Reputation: 792
In attempt to handle custom fields for specific objects in multi-tenant dimensional DW I created ultra wide denormalized dimension table (hundreds of columns, hard coded limit of column) that Redshift is not liking too much ;).
user1|attr1|attr2...attr500
Even innocent update query on single column on handful of records takes approximately 20 seconds. (Which is kind of surprising as I would guess it shouldn't be such a problem on columnar database.)
Any pointer how to modify design for better reporting from normalized source table (one user has multiple different attributes, one attribute is one line) to denormalized (one row per user with generic columns, different for each of the tenants)?
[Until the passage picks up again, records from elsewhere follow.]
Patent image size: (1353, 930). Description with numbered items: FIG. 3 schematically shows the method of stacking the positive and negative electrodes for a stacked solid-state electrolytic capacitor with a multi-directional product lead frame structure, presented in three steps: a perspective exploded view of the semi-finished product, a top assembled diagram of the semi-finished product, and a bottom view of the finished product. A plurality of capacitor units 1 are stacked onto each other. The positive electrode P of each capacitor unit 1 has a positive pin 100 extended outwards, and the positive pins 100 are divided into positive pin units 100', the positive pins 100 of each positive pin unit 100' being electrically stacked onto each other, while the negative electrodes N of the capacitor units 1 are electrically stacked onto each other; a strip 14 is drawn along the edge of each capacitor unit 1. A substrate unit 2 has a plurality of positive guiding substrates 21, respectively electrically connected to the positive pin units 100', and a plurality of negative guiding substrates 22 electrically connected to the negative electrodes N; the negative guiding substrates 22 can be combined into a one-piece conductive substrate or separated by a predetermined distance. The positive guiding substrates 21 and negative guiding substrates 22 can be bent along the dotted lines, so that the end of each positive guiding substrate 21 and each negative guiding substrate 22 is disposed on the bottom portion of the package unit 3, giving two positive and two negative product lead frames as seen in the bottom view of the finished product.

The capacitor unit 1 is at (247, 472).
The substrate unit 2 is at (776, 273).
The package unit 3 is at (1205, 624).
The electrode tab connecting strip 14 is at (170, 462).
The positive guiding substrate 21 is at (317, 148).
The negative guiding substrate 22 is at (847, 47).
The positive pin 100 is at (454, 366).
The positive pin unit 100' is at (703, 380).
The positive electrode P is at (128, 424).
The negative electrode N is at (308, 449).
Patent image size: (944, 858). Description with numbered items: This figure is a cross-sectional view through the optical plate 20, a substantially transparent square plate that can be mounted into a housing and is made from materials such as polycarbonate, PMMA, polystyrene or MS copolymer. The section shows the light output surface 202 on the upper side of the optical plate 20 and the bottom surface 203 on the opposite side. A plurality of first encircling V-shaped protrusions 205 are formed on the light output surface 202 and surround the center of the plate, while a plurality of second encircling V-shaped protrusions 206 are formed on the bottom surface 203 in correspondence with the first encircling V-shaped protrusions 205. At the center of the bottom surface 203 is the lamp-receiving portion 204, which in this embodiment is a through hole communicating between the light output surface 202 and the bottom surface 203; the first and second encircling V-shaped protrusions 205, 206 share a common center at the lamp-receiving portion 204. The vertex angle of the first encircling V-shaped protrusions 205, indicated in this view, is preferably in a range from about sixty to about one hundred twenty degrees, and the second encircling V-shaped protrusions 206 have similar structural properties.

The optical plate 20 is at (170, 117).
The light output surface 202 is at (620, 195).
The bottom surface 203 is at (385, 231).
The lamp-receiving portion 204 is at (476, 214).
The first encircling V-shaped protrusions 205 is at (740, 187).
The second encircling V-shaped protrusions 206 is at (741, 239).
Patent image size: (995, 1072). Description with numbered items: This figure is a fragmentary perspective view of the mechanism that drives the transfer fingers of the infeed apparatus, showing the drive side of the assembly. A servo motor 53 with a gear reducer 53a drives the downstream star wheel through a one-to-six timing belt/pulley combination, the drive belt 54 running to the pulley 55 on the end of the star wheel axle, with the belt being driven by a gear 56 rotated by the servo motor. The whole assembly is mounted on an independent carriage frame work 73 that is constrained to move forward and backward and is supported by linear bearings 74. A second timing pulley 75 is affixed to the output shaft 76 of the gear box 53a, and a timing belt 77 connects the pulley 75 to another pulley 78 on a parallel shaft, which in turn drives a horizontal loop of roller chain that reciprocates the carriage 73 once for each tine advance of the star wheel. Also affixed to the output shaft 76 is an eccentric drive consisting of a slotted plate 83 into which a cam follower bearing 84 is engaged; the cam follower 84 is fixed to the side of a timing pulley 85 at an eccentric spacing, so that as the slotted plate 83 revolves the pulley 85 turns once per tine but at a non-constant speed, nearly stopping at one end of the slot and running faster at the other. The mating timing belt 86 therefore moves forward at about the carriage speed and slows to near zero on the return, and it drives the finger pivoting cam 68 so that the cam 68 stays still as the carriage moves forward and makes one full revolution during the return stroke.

Or anyone tried to perform transposing (pivoting) of normalized records into denormalized view (table) in Redshift? I am worried about performance.
Upvotes: 3
Views: 2816
Reputation: 14035
Probably important to think about how Redshift stores data and then implements updates on that data.
Each column is stored in it's own sequence of 1MB blocks and the content of those blocks is determined by the SORTKEY
. So, how ever many rows of the sort key's values can fit in 1MB is how many (and which) values are in corresponding 1MB for all other columns.
When you ask Redshift to UPDATE
a row it actually writes a new version of the entire block for all columns that correspond to that row - not just the block(s) which change. If you have 1,600 columns that means updating a single row requires Redshift to write a minimum of 1,600MB of new data to disk.
This issue can be amplified if your update touches many rows that are not located together. I'd strongly suggest choosing a SORTKEY
that corresponds closely to the range of data being updated to minimise the volume of writes.
Upvotes: 4